都議選は直後の国政を占う先行指標となってきただけに、自民は今回の大勝負に菅義偉(すが・よしひで)首相(党総裁)以下幹部が国政選挙並みの総力戦で臨み、惨敗した4年前に比べ議席を伸ばした。
とはいえ、投開票の1週間前の時点では「50議席を獲得できれば勝利」(党関係者)との見通しだっただけに、最終盤に失速した印象は否めない。高い知名度を誇る小池氏が投開票直前、都民ファースト候補の応援に回った影響を受けたのは明らかだ。
それに、都議選で議席を伸ばした勢いを秋までに行われる次期衆院選まで維持できるとはかぎらない。東京で議席を増やせば、衆院選はその反動で地方の票が減るとの見方もある。

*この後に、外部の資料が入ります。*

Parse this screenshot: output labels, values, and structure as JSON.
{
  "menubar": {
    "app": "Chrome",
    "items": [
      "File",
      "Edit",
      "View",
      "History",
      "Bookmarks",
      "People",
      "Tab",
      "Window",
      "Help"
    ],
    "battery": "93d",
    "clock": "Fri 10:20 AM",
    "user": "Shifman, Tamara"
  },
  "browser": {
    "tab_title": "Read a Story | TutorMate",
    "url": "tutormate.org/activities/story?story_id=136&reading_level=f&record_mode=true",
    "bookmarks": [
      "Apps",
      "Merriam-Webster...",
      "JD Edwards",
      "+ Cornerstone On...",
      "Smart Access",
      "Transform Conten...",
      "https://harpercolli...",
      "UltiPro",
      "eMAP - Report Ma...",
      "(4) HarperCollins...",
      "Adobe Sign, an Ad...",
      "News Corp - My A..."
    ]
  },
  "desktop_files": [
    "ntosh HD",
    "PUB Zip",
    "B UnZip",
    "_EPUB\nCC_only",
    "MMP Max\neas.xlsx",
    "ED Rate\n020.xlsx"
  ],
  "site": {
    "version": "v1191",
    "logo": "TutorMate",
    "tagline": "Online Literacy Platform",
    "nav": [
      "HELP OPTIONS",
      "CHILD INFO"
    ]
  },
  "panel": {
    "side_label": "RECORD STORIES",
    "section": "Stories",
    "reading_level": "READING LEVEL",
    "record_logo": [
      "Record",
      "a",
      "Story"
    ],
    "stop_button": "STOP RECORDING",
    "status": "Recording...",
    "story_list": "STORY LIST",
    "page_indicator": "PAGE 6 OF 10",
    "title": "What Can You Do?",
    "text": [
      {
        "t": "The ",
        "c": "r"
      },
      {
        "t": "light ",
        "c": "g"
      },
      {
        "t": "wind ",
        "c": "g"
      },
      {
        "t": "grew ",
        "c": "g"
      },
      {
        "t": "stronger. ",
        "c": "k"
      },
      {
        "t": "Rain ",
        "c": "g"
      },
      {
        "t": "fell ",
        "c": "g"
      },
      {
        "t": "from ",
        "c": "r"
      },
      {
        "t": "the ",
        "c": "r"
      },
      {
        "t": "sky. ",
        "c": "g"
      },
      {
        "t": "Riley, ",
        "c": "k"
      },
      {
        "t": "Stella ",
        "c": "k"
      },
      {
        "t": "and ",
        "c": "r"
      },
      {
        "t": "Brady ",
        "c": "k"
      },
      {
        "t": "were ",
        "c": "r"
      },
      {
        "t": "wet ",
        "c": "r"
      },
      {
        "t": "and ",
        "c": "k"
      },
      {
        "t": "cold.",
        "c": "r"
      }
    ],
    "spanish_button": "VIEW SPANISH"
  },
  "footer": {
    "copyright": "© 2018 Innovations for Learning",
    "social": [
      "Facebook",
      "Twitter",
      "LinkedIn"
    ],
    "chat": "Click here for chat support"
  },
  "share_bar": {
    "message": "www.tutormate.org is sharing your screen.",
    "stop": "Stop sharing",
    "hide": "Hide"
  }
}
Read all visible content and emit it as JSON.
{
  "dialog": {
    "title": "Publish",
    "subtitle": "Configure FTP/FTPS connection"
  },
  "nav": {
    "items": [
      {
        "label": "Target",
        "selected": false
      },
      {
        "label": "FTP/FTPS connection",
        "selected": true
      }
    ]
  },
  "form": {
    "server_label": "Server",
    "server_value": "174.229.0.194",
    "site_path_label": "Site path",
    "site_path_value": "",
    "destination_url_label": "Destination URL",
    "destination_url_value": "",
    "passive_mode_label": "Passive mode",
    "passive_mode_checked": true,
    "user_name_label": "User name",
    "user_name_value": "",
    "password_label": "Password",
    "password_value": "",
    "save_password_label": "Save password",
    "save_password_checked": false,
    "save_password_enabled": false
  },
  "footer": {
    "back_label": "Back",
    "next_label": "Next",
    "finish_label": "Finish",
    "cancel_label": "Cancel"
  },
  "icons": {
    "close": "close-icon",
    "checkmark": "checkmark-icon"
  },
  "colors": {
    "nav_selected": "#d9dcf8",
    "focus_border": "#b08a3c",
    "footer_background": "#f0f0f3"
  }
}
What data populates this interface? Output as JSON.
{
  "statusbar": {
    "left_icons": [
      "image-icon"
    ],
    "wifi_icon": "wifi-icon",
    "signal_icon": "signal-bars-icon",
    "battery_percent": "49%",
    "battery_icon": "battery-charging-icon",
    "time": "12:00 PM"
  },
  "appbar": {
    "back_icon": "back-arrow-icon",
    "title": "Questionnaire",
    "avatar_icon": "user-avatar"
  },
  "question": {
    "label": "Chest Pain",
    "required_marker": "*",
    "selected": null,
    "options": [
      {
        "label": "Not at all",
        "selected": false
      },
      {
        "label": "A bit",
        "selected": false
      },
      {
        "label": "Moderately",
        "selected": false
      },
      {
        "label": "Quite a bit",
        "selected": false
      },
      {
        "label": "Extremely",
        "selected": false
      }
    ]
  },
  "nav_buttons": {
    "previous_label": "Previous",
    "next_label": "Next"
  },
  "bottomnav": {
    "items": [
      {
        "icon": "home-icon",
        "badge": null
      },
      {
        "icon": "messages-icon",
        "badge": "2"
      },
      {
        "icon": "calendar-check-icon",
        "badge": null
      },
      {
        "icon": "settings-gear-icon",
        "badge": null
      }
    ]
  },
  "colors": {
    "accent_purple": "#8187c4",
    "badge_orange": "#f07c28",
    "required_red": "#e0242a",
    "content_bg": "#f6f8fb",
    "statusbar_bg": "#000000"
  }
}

なにより、新型コロナという最大の難敵が立ちはだかる。政府が6月20日に緊急事態宣言を解除した東京都は新規感染者が再び増加傾向にあり、五輪期間中にさらに感染が拡大すれば批判は免れない。
実際、菅内閣の支持率は感染対策と連動してきた。産経新聞社とFNN(フジニュースネットワーク)が6月19、20両日に実施した合同世論調査では、内閣支持率は43.4%、不支持率は51.6%と2カ月連続で不支持が支持を上回った。政府の新型コロナ対策を「評価しない」との回答は56.8%に上り、国民の目は厳しい。